Though I think there’s unlikely to be an AI slowdown until at least late 2026, and they’ll need to plan to build more in 2027-2028, raising money for it in 2026, so it’s likely they’ll get to try to secure those $100bn even in the timeline where there’ll be an AI slowdown soon after.
You seem to be assuming that there’s not significant overhead or delays from negotiating leases, entering bankruptcy, or dealing with specialized hardware, which is very plausibly false.
If nobody is buying new datacenter GPU’s, that will cut GPU progress to ~zero or negative (because production is halted and implicit knowledge is lost). (It will also probably damage broader semiconductor progress.)
This reduces the cost to rent a GPU-hour, but it doesn’t reduce the cost to the owner. (OpenAI, and every frontier lab but Anthropic, will own much or all[1] of their own compute. So this doesn’t do much to help OpenAI in particular.)

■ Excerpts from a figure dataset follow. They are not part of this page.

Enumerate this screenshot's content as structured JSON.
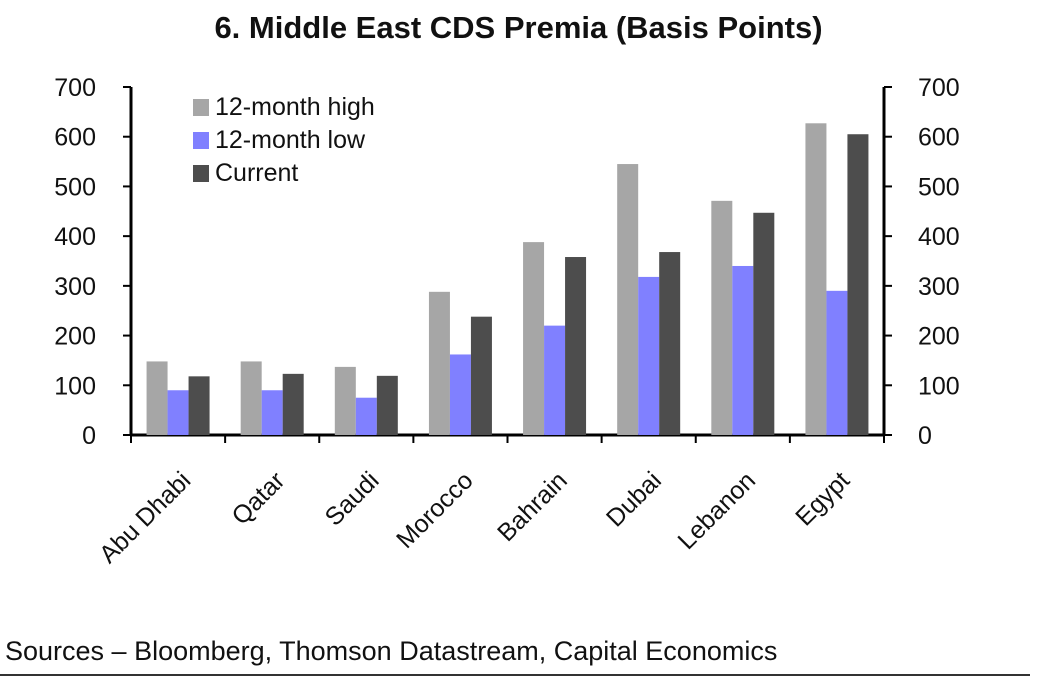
{
  "chart_data": {
    "type": "bar",
    "title": "6. Middle East CDS Premia (Basis Points)",
    "categories": [
      "Abu Dhabi",
      "Qatar",
      "Saudi",
      "Morocco",
      "Bahrain",
      "Dubai",
      "Lebanon",
      "Egypt"
    ],
    "series": [
      {
        "name": "12-month high",
        "color": "#a6a6a6",
        "values": [
          148,
          148,
          137,
          288,
          388,
          545,
          471,
          627
        ]
      },
      {
        "name": "12-month low",
        "color": "#8080ff",
        "values": [
          90,
          90,
          75,
          162,
          220,
          318,
          340,
          290
        ]
      },
      {
        "name": "Current",
        "color": "#4d4d4d",
        "values": [
          118,
          123,
          119,
          238,
          358,
          368,
          447,
          605
        ]
      }
    ],
    "ylim": [
      0,
      700
    ],
    "yticks": [
      0,
      100,
      200,
      300,
      400,
      500,
      600,
      700
    ],
    "y2ticks": [
      0,
      100,
      200,
      300,
      400,
      500,
      600,
      700
    ],
    "xlabel": "",
    "ylabel": "",
    "legend": "top-left",
    "grid": false
  },
  "footer": {
    "sources": "Sources –  Bloomberg, Thomson Datastream, Capital Economics"
  }
}
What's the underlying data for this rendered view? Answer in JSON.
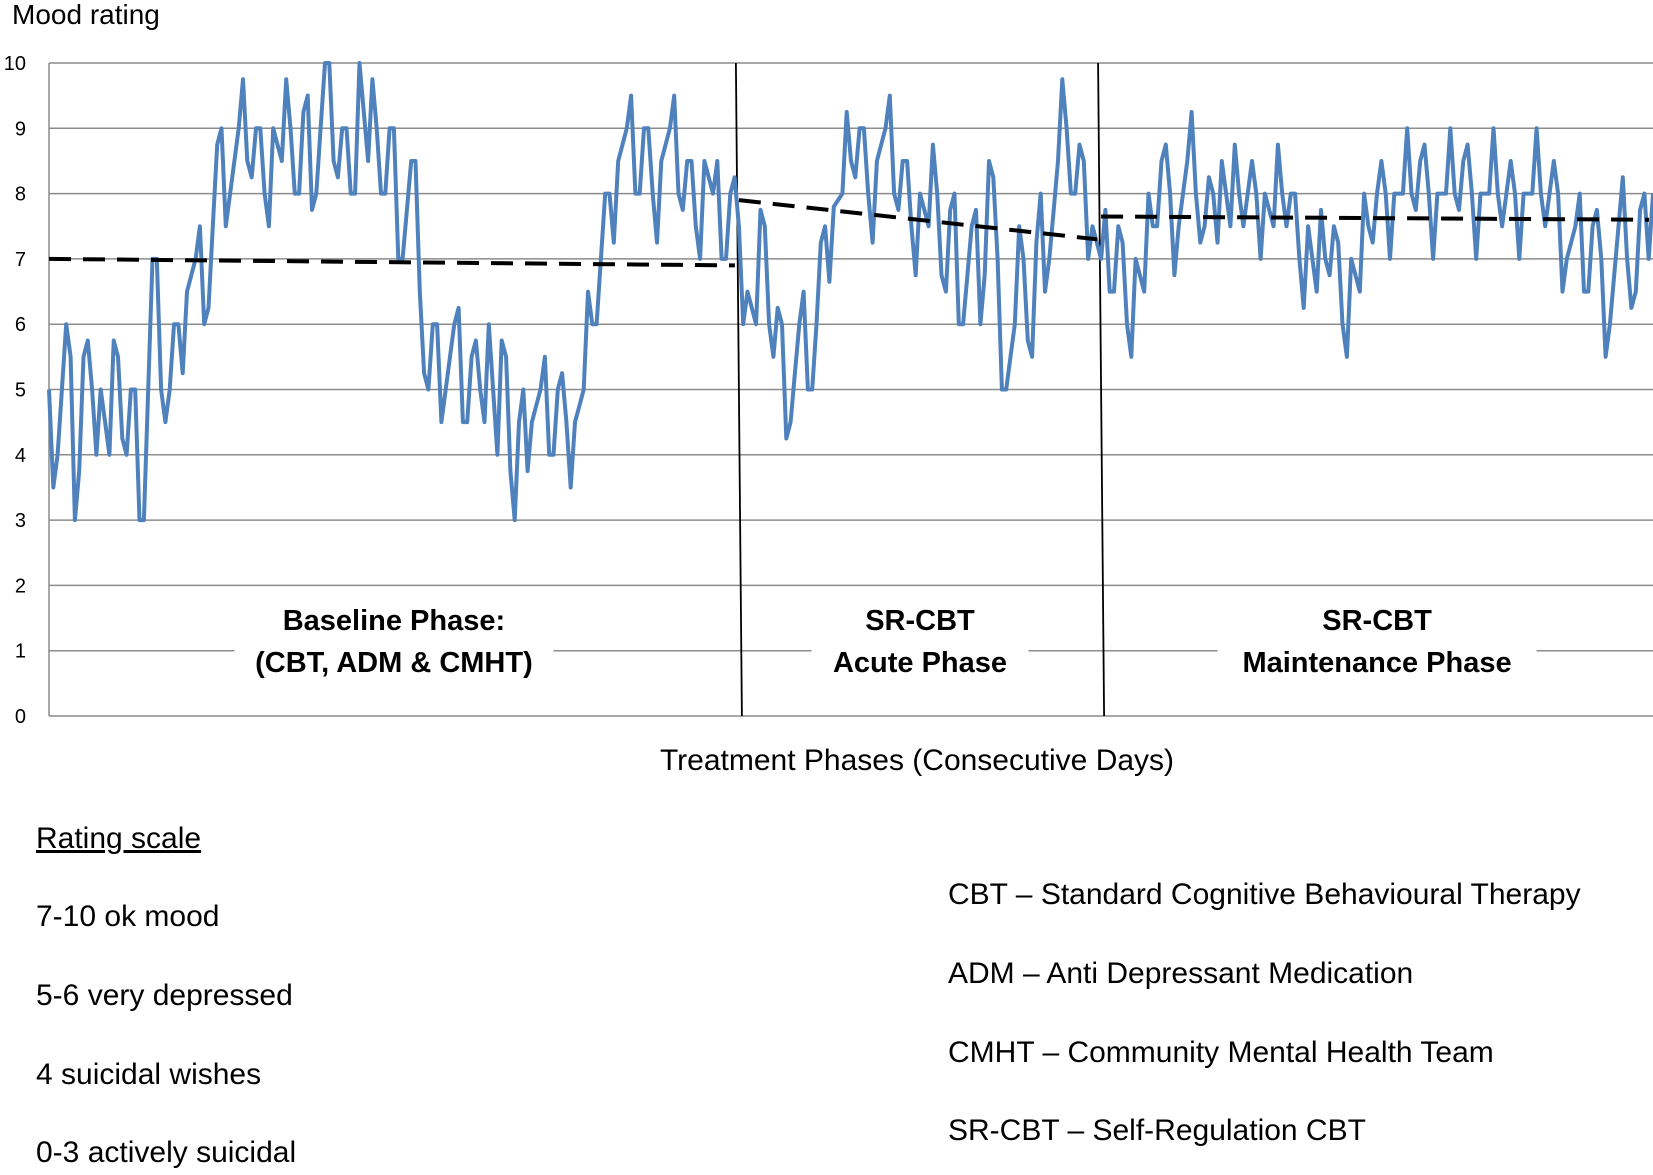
{
  "chart_data": {
    "type": "line",
    "ylabel": "Mood rating",
    "xlabel": "Treatment  Phases (Consecutive Days)",
    "ylim": [
      0,
      10
    ],
    "yticks": [
      "0",
      "1",
      "2",
      "3",
      "4",
      "5",
      "6",
      "7",
      "8",
      "9",
      "10"
    ],
    "grid": true,
    "line_color": "#4F81BD",
    "trend_color": "#000000",
    "phases": [
      {
        "label_lines": [
          "Baseline Phase:",
          "(CBT, ADM & CMHT)"
        ],
        "start_day": 0,
        "end_day": 400,
        "trend": [
          7.0,
          6.9
        ]
      },
      {
        "label_lines": [
          "SR-CBT",
          "Acute Phase"
        ],
        "start_day": 400,
        "end_day": 610,
        "trend": [
          7.9,
          7.3
        ]
      },
      {
        "label_lines": [
          "SR-CBT",
          "Maintenance Phase"
        ],
        "start_day": 610,
        "end_day": 930,
        "trend": [
          7.65,
          7.6
        ]
      }
    ],
    "x_range": [
      0,
      930
    ],
    "series": [
      {
        "anchors": [
          [
            0,
            5
          ],
          [
            5,
            4
          ],
          [
            10,
            6
          ],
          [
            15,
            3
          ],
          [
            20,
            5.5
          ],
          [
            25,
            5
          ],
          [
            30,
            5
          ],
          [
            35,
            4
          ],
          [
            40,
            5.5
          ],
          [
            45,
            4
          ],
          [
            50,
            5
          ],
          [
            55,
            3
          ],
          [
            60,
            7
          ],
          [
            65,
            5
          ],
          [
            70,
            5
          ],
          [
            75,
            6
          ],
          [
            80,
            6.5
          ],
          [
            85,
            7
          ],
          [
            90,
            6
          ],
          [
            95,
            7.5
          ],
          [
            100,
            9
          ],
          [
            105,
            8
          ],
          [
            110,
            9
          ],
          [
            115,
            8.5
          ],
          [
            120,
            9
          ],
          [
            125,
            8
          ],
          [
            130,
            9
          ],
          [
            135,
            8.5
          ],
          [
            140,
            9
          ],
          [
            145,
            8
          ],
          [
            150,
            9.5
          ],
          [
            155,
            8
          ],
          [
            160,
            10
          ],
          [
            165,
            8.5
          ],
          [
            170,
            9
          ],
          [
            175,
            8
          ],
          [
            180,
            10
          ],
          [
            185,
            8.5
          ],
          [
            190,
            9
          ],
          [
            195,
            8
          ],
          [
            200,
            9
          ],
          [
            205,
            7
          ],
          [
            210,
            8.5
          ],
          [
            215,
            6.5
          ],
          [
            220,
            5
          ],
          [
            225,
            6
          ],
          [
            230,
            5
          ],
          [
            235,
            6
          ],
          [
            240,
            4.5
          ],
          [
            245,
            5.5
          ],
          [
            250,
            5
          ],
          [
            255,
            6
          ],
          [
            260,
            4
          ],
          [
            265,
            5.5
          ],
          [
            270,
            3
          ],
          [
            275,
            5
          ],
          [
            280,
            4.5
          ],
          [
            285,
            5
          ],
          [
            290,
            4
          ],
          [
            295,
            5
          ],
          [
            300,
            4.5
          ],
          [
            305,
            4.5
          ],
          [
            310,
            5
          ],
          [
            315,
            6
          ],
          [
            320,
            7
          ],
          [
            325,
            8
          ],
          [
            330,
            8.5
          ],
          [
            335,
            9
          ],
          [
            340,
            8
          ],
          [
            345,
            9
          ],
          [
            350,
            8
          ],
          [
            355,
            8.5
          ],
          [
            360,
            9
          ],
          [
            365,
            8
          ],
          [
            370,
            8.5
          ],
          [
            375,
            7.5
          ],
          [
            380,
            8.5
          ],
          [
            385,
            8
          ],
          [
            390,
            7
          ],
          [
            395,
            8
          ],
          [
            400,
            7.5
          ],
          [
            405,
            6.5
          ],
          [
            410,
            6
          ],
          [
            415,
            7.5
          ],
          [
            420,
            5.5
          ],
          [
            425,
            6
          ],
          [
            430,
            4.5
          ],
          [
            435,
            6
          ],
          [
            440,
            5
          ],
          [
            445,
            6
          ],
          [
            450,
            7.5
          ],
          [
            455,
            7.8
          ],
          [
            460,
            8
          ],
          [
            465,
            8.5
          ],
          [
            470,
            9
          ],
          [
            475,
            8
          ],
          [
            480,
            8.5
          ],
          [
            485,
            9
          ],
          [
            490,
            8
          ],
          [
            495,
            8.5
          ],
          [
            500,
            7.5
          ],
          [
            505,
            8
          ],
          [
            510,
            7.5
          ],
          [
            515,
            8
          ],
          [
            520,
            6.5
          ],
          [
            525,
            8
          ],
          [
            530,
            6
          ],
          [
            535,
            7.5
          ],
          [
            540,
            6
          ],
          [
            545,
            8.5
          ],
          [
            550,
            7
          ],
          [
            555,
            5
          ],
          [
            560,
            6
          ],
          [
            565,
            7
          ],
          [
            570,
            5.5
          ],
          [
            575,
            8
          ],
          [
            580,
            7
          ],
          [
            585,
            8.5
          ],
          [
            590,
            9
          ],
          [
            595,
            8
          ],
          [
            600,
            8.5
          ],
          [
            605,
            7.5
          ],
          [
            610,
            7
          ],
          [
            615,
            6.5
          ],
          [
            620,
            7.5
          ],
          [
            625,
            6
          ],
          [
            630,
            7
          ],
          [
            635,
            6.5
          ],
          [
            640,
            7.5
          ],
          [
            645,
            8.5
          ],
          [
            650,
            8
          ],
          [
            655,
            7.5
          ],
          [
            660,
            8.5
          ],
          [
            665,
            8
          ],
          [
            670,
            7.5
          ],
          [
            675,
            8
          ],
          [
            680,
            8.5
          ],
          [
            685,
            7.5
          ],
          [
            690,
            8
          ],
          [
            695,
            8
          ],
          [
            700,
            8
          ],
          [
            705,
            8
          ],
          [
            710,
            7.5
          ],
          [
            715,
            8
          ],
          [
            720,
            8
          ],
          [
            725,
            7
          ],
          [
            730,
            7.5
          ],
          [
            735,
            6.5
          ],
          [
            740,
            7
          ],
          [
            745,
            7.5
          ],
          [
            750,
            6
          ],
          [
            755,
            7
          ],
          [
            760,
            6.5
          ],
          [
            765,
            7.5
          ],
          [
            770,
            8
          ],
          [
            775,
            8
          ],
          [
            780,
            8
          ],
          [
            785,
            8
          ],
          [
            790,
            8
          ],
          [
            795,
            8.5
          ],
          [
            800,
            8
          ],
          [
            805,
            8
          ],
          [
            810,
            8
          ],
          [
            815,
            8
          ],
          [
            820,
            8.5
          ],
          [
            825,
            8
          ],
          [
            830,
            8
          ],
          [
            835,
            8
          ],
          [
            840,
            8
          ],
          [
            845,
            8
          ],
          [
            850,
            8
          ],
          [
            855,
            8
          ],
          [
            860,
            8
          ],
          [
            865,
            8
          ],
          [
            870,
            8
          ],
          [
            875,
            8
          ],
          [
            880,
            7
          ],
          [
            885,
            7.5
          ],
          [
            890,
            6.5
          ],
          [
            895,
            7.5
          ],
          [
            900,
            7
          ],
          [
            905,
            6
          ],
          [
            910,
            7.5
          ],
          [
            915,
            7
          ],
          [
            920,
            6.5
          ],
          [
            925,
            8
          ],
          [
            930,
            8
          ]
        ]
      }
    ]
  },
  "legend": {
    "scale_title": "Rating scale",
    "scale_items": [
      "7-10 ok mood",
      "5-6 very  depressed",
      "4 suicidal wishes",
      "0-3 actively  suicidal"
    ],
    "abbreviations": [
      "CBT – Standard Cognitive Behavioural Therapy",
      "ADM – Anti Depressant Medication",
      "CMHT – Community  Mental Health  Team",
      "SR-CBT – Self-Regulation  CBT"
    ]
  }
}
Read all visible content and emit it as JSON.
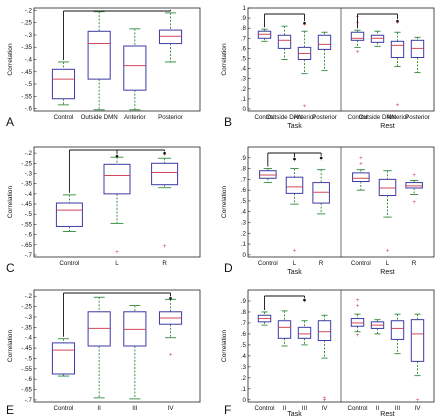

I think you have a misconception about accounting. GPU depreciation is considered on an income statement, it is part of the operating expenses, subtracted from gross profit to get net profit. Depreciation due to obsolescence vs. breakdowns isn’t treated differently. If OpenAI drops its prices below the level needed to pay for that depreciation, they won’t be running a (net) profit. Since they won’t be buying new GPU’s, they will die in a few years, once their existing stock of GPU’s breaks down or becomes obsolete. To phrase it another way, if you reduce GPU-time prices 3-5x, the global AI compute buildout has not in fact paid for itself.
OpenAI has deals with CoreWeave and Azure; they may specify fixed prices; even if not, CoreWeave’s independence doesn’t matter here, as they also need to make enough money to buy new GPU’s/repay debt. (Azure is less predictable.)
The point of the first two paragraphs was to establish relevance and an estimate for the lowest market price of compute in case of a significant AI slowdown, a level at which some datacenters will still prefer to sell GPU-time rather than stay idle (some owners of datacenters will manage to avoid bankruptcy and will be selling GPU-time even with no hope of recouping capex, as long as it remains at an opex profit, assuming nobody will be willing to buy out their second hand hardware either). So it’s not directly about OpenAI’s datacenter situation, rather it’s a context in which OpenAI might find itself, which is with access to a lot of cheap compute from others.
I’m using “cost of inference” in a narrow sense of cost of running a model at a market price of the necessary compute, with no implications about costs of unfortunate steps taken in pursuit of securing inference capacity, such as buying too much hardware directly. In case of an AI slowdown, I’m assuming that inference compute will remain abundant, so securing the necessary capacity won’t be difficult.
I’m guessing one reason Stargate is an entity separate from OpenAI is to have an option to walk away from it if future finances of OpenAI can’t sustain the hardware Stargate is building, in which case OpenAI might need or want to find compute elsewhere, hence relevance of market prices of compute. Right now they are in for $18bn with Stargate specifically out of $30-40bn they’ve raised (depending on success of converting into a for-profit).